FASB Delays New Accounting Rules for Some Private Companies, Nonprofits [Wall Street Journal] The Financial Accounting Standards Board extended the implementation period for new accounting rules on revenue recognition and leases for certain companies to give them more time to address the impact of the coronavirus pandemic. To carry out accounting changes, private companies often rely on technology investments or additional staffing. The pandemic has disrupted allocations of some of those resources, FASB Chairman Russell Golden said.

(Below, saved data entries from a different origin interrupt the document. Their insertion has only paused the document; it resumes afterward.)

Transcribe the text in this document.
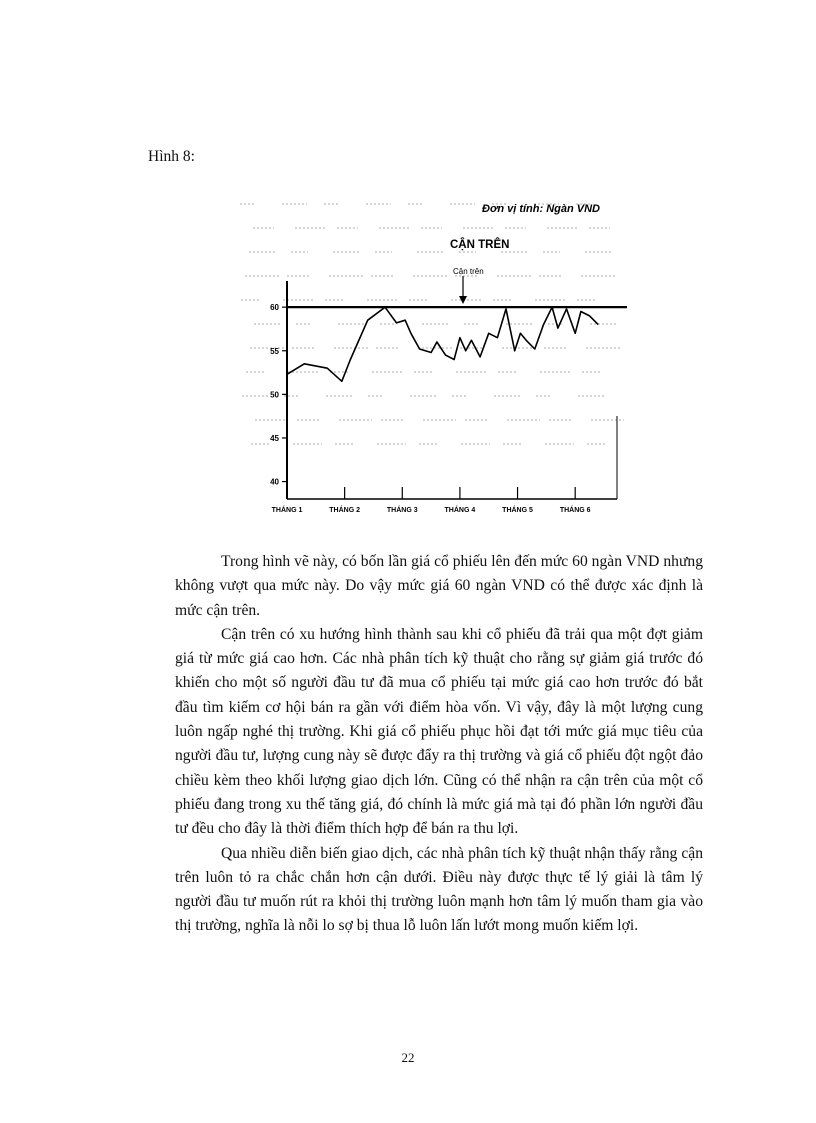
Hình 8:
40
45
50
55
60
THÁNG 1	THÁNG 2	THÁNG 3	THÁNG 4	THÁNG 5	THÁNG 6
Đơn vị tính: Ngàn VND
CẬN TRÊN
Cận trên

Trong hình vẽ này, có bốn lần giá cổ phiếu lên đến mức 60 ngàn VND nhưng không vượt qua mức này. Do vậy mức giá 60 ngàn VND có thể được xác định là mức cận trên.

Cận trên có xu hướng hình thành sau khi cổ phiếu đã trải qua một đợt giảm giá từ mức giá cao hơn. Các nhà phân tích kỹ thuật cho rằng sự giảm giá trước đó khiến cho một số người đầu tư đã mua cổ phiếu tại mức giá cao hơn trước đó bắt đầu tìm kiếm cơ hội bán ra gần với điểm hòa vốn. Vì vậy, đây là một lượng cung luôn ngấp nghé thị trường. Khi giá cổ phiếu phục hồi đạt tới mức giá mục tiêu của người đầu tư, lượng cung này sẽ được đẩy ra thị trường và giá cổ phiếu đột ngột đảo chiều kèm theo khối lượng giao dịch lớn. Cũng có thể nhận ra cận trên của một cổ phiếu đang trong xu thế tăng giá, đó chính là mức giá mà tại đó phần lớn người đầu tư đều cho đây là thời điểm thích hợp để bán ra thu lợi.

Qua nhiều diễn biến giao dịch, các nhà phân tích kỹ thuật nhận thấy rằng cận trên luôn tỏ ra chắc chắn hơn cận dưới. Điều này được thực tế lý giải là tâm lý người đầu tư muốn rút ra khỏi thị trường luôn mạnh hơn tâm lý muốn tham gia vào thị trường, nghĩa là nỗi lo sợ bị thua lỗ luôn lấn lướt mong muốn kiếm lợi.

22
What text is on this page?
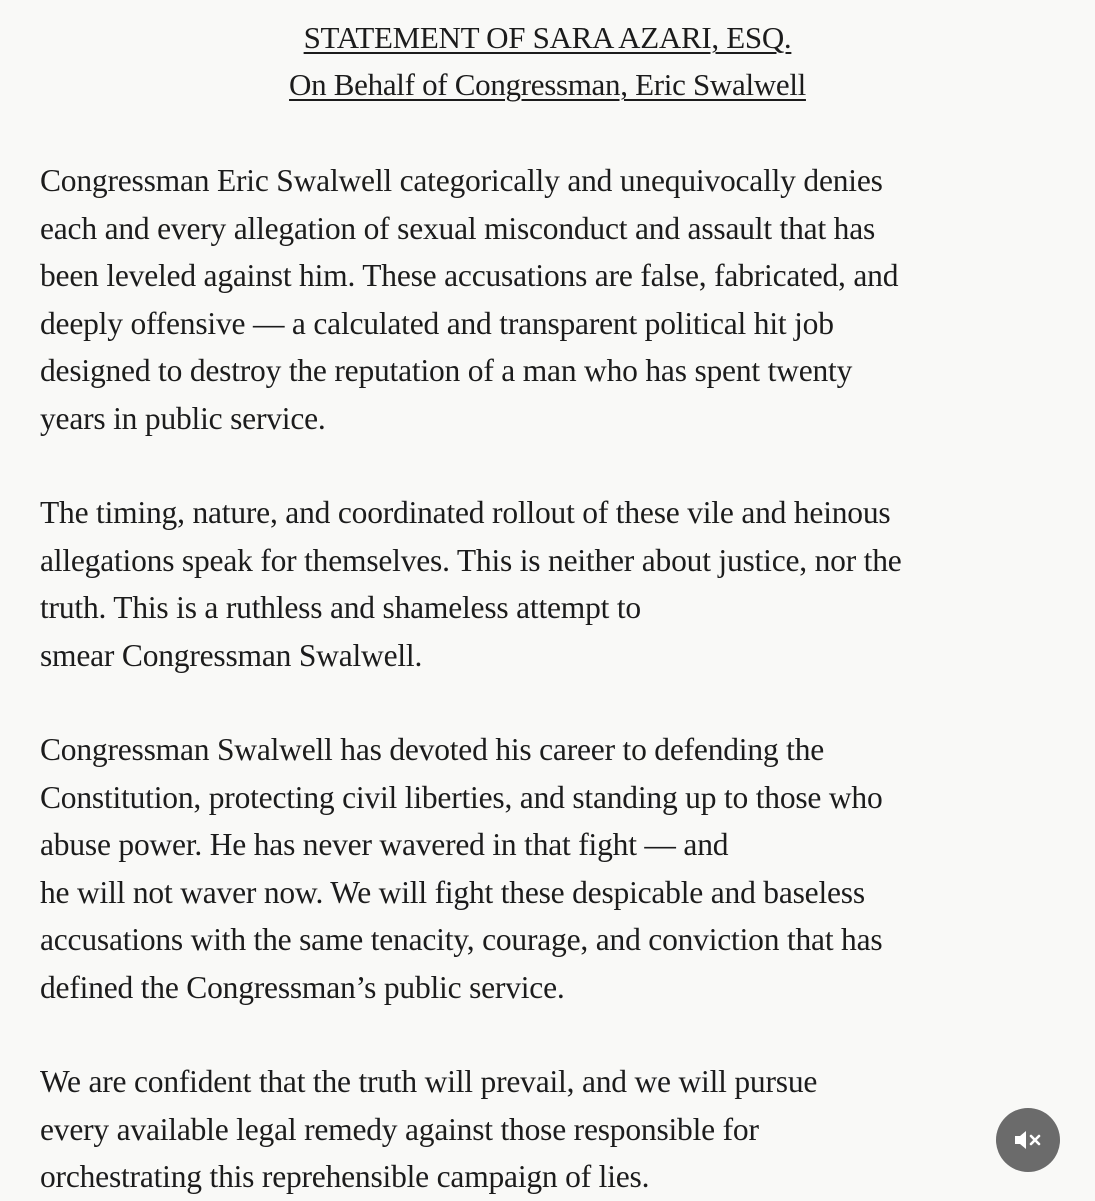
STATEMENT OF SARA AZARI, ESQ.
On Behalf of Congressman, Eric Swalwell

Congressman Eric Swalwell categorically and unequivocally denies
each and every allegation of sexual misconduct and assault that has
been leveled against him. These accusations are false, fabricated, and
deeply offensive — a calculated and transparent political hit job
designed to destroy the reputation of a man who has spent twenty
years in public service.

The timing, nature, and coordinated rollout of these vile and heinous
allegations speak for themselves. This is neither about justice, nor the
truth. This is a ruthless and shameless attempt to
smear Congressman Swalwell.

Congressman Swalwell has devoted his career to defending the
Constitution, protecting civil liberties, and standing up to those who
abuse power. He has never wavered in that fight — and
he will not waver now. We will fight these despicable and baseless
accusations with the same tenacity, courage, and conviction that has
defined the Congressman’s public service.

We are confident that the truth will prevail, and we will pursue
every available legal remedy against those responsible for
orchestrating this reprehensible campaign of lies.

IRS Trying to Fix Issue that Kicked Users Off Transcript System [Bloomberg Tax] The agency in an email alert late Thursday said it’s aware that permitted users may have lost access to the system and is working to restore that access. The agency urged users in need of immediate assistance to call the IRS. The agency didn’t return a request for additional comment.

Foreign Companies May Lose Access to U.S. Capital Markets Under Just-Passed Senate Legislation [JD Supra] A recently passed Senate bill would eliminate the ability of a company to access U.S. investors through the public capital markets if the company uses an auditor in a foreign jurisdiction that does not permit inspection by U.S. regulators. Under the bill, public companies that are based in or have affiliates in China, France or Belgium could be banned from having their stock and bonds traded within the U.S.

Porthcawl accountant who wrote guide to beating taxman sentenced for fraud [BBC] Former taxman Martyn Arthur claimed he “knew the system inside out” – but was arrested for cheating HM Revenue and Customs. Arthur, 68, wrote The Taxpayer Strikes Back about how to “stand up to” HMRC after leaving it to go into private accountancy. Judge Michael Fitton told Arthur he had “destroyed” his reputation. “You are now professionally worthless,” he said.

99% of KPMG’s employees accept 20% voluntary pay cut [Consultancy.com.au] Nearly all of KPMG’s staff in Australia have accepted a controversial temporary measure – earning 20% less while working the same number of hours – in a move that is designed at softening the Covid-19 hit and safeguarding employment at the accounting and consulting giant.

New AICPA Chair: Accountants’ Experience Needed Now More Than Ever [AICPA] Tracey Golden, CPA, CGMA, an audit partner with Deloitte, was elected on May 20 as the new chair of the AICPA. Her one-year term will begin on June 1. She will also serve as chair of the Association of International Certified Professional Accountants. Golden spent the past year as vice chair of the AICPA and has held several other volunteer leadership positions within the organization. [And she’s also married to outgoing FASB Chairman Russell Golden.]